Let’s Talk About Timeshares
The concept of timeshares began in France in the early 1960s. Paul Dourmier, a resort developer in the French Alps, began the trend with a radical idea, “Stop renting a room and buy the hotel.” The concept caught on quickly and proved to be cheaper and better than renting an individual room. In 1963 the Swiss company Hamipag created a shared vacation ownership program. Other companies quickly got on board and the right to use selling of resort properties to vacationers really took off.
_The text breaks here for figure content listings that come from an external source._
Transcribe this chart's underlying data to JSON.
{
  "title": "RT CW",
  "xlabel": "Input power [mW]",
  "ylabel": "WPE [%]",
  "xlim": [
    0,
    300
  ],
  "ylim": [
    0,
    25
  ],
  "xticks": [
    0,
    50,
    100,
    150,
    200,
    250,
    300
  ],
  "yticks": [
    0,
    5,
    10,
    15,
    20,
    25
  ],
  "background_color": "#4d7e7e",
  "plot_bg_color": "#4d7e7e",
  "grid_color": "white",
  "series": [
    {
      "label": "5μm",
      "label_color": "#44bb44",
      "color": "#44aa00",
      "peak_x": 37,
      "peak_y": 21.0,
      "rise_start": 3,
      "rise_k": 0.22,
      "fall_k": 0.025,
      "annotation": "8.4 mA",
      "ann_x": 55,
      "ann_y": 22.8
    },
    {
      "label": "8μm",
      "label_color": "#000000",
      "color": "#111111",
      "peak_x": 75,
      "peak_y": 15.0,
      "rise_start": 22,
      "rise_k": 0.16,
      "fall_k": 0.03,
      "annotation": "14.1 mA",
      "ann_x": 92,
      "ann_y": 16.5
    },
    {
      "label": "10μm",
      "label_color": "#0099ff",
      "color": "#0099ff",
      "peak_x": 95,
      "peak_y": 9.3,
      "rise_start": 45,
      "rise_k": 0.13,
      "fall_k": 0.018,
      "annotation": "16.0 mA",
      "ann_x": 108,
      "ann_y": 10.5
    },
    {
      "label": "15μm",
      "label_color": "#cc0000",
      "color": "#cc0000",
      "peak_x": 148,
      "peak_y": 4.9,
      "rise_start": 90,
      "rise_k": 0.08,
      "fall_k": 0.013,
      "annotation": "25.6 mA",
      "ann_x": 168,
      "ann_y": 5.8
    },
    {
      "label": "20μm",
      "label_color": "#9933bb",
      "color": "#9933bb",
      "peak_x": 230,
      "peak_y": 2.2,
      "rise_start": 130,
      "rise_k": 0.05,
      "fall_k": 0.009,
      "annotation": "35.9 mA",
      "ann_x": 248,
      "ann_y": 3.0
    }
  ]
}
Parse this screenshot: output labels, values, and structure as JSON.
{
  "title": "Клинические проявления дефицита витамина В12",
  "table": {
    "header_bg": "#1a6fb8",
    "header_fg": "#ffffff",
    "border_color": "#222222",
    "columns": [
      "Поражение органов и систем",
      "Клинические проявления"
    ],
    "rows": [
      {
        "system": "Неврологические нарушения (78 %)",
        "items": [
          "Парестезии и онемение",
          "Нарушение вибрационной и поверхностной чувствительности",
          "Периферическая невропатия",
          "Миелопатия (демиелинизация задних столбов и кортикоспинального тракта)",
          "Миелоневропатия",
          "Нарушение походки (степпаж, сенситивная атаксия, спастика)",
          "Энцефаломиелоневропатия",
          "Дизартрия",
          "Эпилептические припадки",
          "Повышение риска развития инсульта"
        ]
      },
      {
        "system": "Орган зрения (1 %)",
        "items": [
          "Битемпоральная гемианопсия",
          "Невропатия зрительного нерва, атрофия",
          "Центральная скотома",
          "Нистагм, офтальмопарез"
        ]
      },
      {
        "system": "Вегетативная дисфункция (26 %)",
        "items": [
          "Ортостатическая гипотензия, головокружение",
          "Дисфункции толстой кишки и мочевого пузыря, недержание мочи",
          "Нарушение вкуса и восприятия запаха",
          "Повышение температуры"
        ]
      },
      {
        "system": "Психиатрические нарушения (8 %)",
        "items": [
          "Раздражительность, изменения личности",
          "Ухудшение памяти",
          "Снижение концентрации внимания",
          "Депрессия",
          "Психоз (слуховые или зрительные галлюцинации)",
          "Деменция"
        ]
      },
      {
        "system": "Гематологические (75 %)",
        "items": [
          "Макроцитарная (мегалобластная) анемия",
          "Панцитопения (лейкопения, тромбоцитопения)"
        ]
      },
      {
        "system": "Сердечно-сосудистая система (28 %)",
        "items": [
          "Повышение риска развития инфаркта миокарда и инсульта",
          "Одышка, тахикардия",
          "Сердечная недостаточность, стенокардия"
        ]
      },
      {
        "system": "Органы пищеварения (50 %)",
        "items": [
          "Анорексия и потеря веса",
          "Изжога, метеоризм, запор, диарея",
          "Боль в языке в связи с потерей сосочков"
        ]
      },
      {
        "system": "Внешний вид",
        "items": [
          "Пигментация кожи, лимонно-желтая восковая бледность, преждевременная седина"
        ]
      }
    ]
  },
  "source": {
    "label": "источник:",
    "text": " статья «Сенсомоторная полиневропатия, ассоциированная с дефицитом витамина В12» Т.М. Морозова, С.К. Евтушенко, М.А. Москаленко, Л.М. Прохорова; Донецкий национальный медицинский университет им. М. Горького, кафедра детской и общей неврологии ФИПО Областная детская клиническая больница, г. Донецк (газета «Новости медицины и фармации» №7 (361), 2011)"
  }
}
The word timeshare has been adapted over the years to include many different vacation products and plans. Vacation ownership, holiday ownership and interval ownership are other commonly used phrases that describe the same system. The concept is simple. You join a group of people who share the purchase cost of a vacation accommodation. This ownership is bought in increments of one week’s use per year. If you want more than one week, you buy multiple shares. This purchase guarantees that you can use the accommodation during the period of time you choose.
Timeshare doesn’t always refer to a condo or room. Many timeshares are cabins or luxury homes and you can actually buy timeshares on boats or planes. Although the property is different, the concept remains the same.
Normally, each share of a timeshare is equal to 1/50 of the value of the property. Each share allows the owner to use the property for one week of time during the year. The extra two shares are used for maintenance.
Timeshares can also be set up using a point system. Each share is worth a specific number of points that can be traded in for time at that property or used at other properties the development company owns or has trade agreements with. These points are spent to purchase time at the property, with more valuable dates costing more.